The Navy gets $13 billion plus, the Army $14 billion plus. The Air Force, which is allotted $21 billion, took the biggest cut; they had asked $29 billion. That 8-billion-dollar difference will be chiefly reflected in the time of maximum U.S. readiness, which is supposed to coincide with "the year of maximum exposure," fixed by Truman's planners as 1954.*
Expansion of the Air Force was following a schedule that would give it 126 combat wings, mostly jets of the latest obtainable types (plus 17 support wings), by the end of 1954. Under last week's Truman cuts, the Air Force now will not get to this goal until 1956. (It may have 126 combat wings in 1954, but they will include planes of obsolescent types, some of which have had heavy losses in combat with Russian-made jets in Korea.)
In slowing down the pace, Truman did not seriously argue that the world situation had eased or that the U.S. economy could not stand the strain. He left the impression that he was simply cutting expenditures in an election year.

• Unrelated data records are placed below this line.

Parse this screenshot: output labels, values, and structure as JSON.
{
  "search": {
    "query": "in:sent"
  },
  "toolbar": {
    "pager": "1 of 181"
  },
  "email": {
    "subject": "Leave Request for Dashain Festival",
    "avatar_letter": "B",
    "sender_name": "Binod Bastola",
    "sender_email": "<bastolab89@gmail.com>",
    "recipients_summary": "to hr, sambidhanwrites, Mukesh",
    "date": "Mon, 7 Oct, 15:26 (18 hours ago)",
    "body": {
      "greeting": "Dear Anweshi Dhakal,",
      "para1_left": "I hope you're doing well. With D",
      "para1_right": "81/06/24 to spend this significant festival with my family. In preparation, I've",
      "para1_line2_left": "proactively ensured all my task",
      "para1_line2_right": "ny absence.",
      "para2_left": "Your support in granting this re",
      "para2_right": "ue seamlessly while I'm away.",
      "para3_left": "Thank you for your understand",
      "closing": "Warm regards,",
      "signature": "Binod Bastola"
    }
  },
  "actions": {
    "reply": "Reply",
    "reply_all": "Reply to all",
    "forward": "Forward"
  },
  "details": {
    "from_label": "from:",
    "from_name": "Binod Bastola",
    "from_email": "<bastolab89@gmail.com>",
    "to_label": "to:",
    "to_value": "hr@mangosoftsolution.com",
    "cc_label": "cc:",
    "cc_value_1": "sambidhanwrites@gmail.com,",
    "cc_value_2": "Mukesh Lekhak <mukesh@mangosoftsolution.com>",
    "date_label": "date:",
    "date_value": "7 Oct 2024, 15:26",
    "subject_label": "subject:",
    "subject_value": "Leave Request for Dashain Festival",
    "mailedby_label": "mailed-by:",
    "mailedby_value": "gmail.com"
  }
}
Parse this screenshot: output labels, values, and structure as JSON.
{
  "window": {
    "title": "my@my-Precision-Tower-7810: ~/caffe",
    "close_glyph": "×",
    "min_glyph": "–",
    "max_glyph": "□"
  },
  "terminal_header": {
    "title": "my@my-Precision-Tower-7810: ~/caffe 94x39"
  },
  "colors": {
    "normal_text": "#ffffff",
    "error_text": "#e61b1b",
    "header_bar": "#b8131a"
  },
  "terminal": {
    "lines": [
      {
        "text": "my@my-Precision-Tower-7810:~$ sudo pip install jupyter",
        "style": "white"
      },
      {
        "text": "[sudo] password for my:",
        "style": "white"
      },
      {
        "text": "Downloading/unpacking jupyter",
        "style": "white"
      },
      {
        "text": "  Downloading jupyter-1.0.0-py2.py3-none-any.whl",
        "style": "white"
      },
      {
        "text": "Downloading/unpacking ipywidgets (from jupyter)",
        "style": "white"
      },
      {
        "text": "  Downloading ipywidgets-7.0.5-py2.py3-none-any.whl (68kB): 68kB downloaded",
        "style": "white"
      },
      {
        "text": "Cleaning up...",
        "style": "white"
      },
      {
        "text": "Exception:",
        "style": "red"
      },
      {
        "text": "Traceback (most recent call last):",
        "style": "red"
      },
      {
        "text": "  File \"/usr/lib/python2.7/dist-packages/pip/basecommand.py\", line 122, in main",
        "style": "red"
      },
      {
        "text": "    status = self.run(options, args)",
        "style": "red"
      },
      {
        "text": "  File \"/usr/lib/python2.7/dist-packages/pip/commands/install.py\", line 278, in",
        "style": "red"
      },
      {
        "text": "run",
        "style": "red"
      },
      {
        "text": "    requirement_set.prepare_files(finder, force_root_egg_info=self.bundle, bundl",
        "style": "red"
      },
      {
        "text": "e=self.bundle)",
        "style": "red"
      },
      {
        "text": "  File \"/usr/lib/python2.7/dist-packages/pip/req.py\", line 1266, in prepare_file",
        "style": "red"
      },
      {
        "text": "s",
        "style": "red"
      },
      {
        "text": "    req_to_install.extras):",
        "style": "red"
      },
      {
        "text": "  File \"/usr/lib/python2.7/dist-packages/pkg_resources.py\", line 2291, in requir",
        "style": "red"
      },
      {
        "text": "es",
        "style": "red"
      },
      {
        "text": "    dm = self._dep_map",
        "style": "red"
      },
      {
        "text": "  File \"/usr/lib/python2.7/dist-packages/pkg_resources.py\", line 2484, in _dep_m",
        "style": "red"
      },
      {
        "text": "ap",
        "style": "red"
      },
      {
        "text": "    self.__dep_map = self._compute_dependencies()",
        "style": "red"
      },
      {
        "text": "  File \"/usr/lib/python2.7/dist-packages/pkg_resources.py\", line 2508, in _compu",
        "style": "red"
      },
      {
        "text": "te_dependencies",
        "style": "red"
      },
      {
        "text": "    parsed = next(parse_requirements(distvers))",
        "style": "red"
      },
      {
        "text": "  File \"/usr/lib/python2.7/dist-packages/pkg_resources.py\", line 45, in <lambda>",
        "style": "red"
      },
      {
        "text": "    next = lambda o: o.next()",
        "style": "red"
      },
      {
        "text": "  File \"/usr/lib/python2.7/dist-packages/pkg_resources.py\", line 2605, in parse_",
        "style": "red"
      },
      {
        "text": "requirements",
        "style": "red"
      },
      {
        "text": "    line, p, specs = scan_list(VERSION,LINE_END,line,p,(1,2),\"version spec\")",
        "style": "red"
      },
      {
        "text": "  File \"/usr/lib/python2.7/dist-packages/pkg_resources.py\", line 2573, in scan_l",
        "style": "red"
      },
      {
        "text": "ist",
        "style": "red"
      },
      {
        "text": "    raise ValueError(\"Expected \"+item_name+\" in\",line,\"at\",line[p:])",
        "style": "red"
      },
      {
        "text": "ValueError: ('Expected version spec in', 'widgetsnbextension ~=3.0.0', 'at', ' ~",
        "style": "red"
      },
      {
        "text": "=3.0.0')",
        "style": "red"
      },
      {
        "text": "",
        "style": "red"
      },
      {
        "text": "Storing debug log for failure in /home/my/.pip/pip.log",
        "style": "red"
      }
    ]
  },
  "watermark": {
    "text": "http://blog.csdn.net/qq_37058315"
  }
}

*When the Joint Chiefs of Staff last year tried to determine 'the year of maximum exposure," they asked intelligence agencies for estimates. Every one gave the same answer: 1952. If the Joint Chiefs had accepter this estimate, the only logical course would have been to call for all-out mobilization immediately. The Chiefs regarded such a course as unrealistic, and decided that, for the time being, 1954 would be "the year of maximum exposure"--no matter what the intentions of the Russians.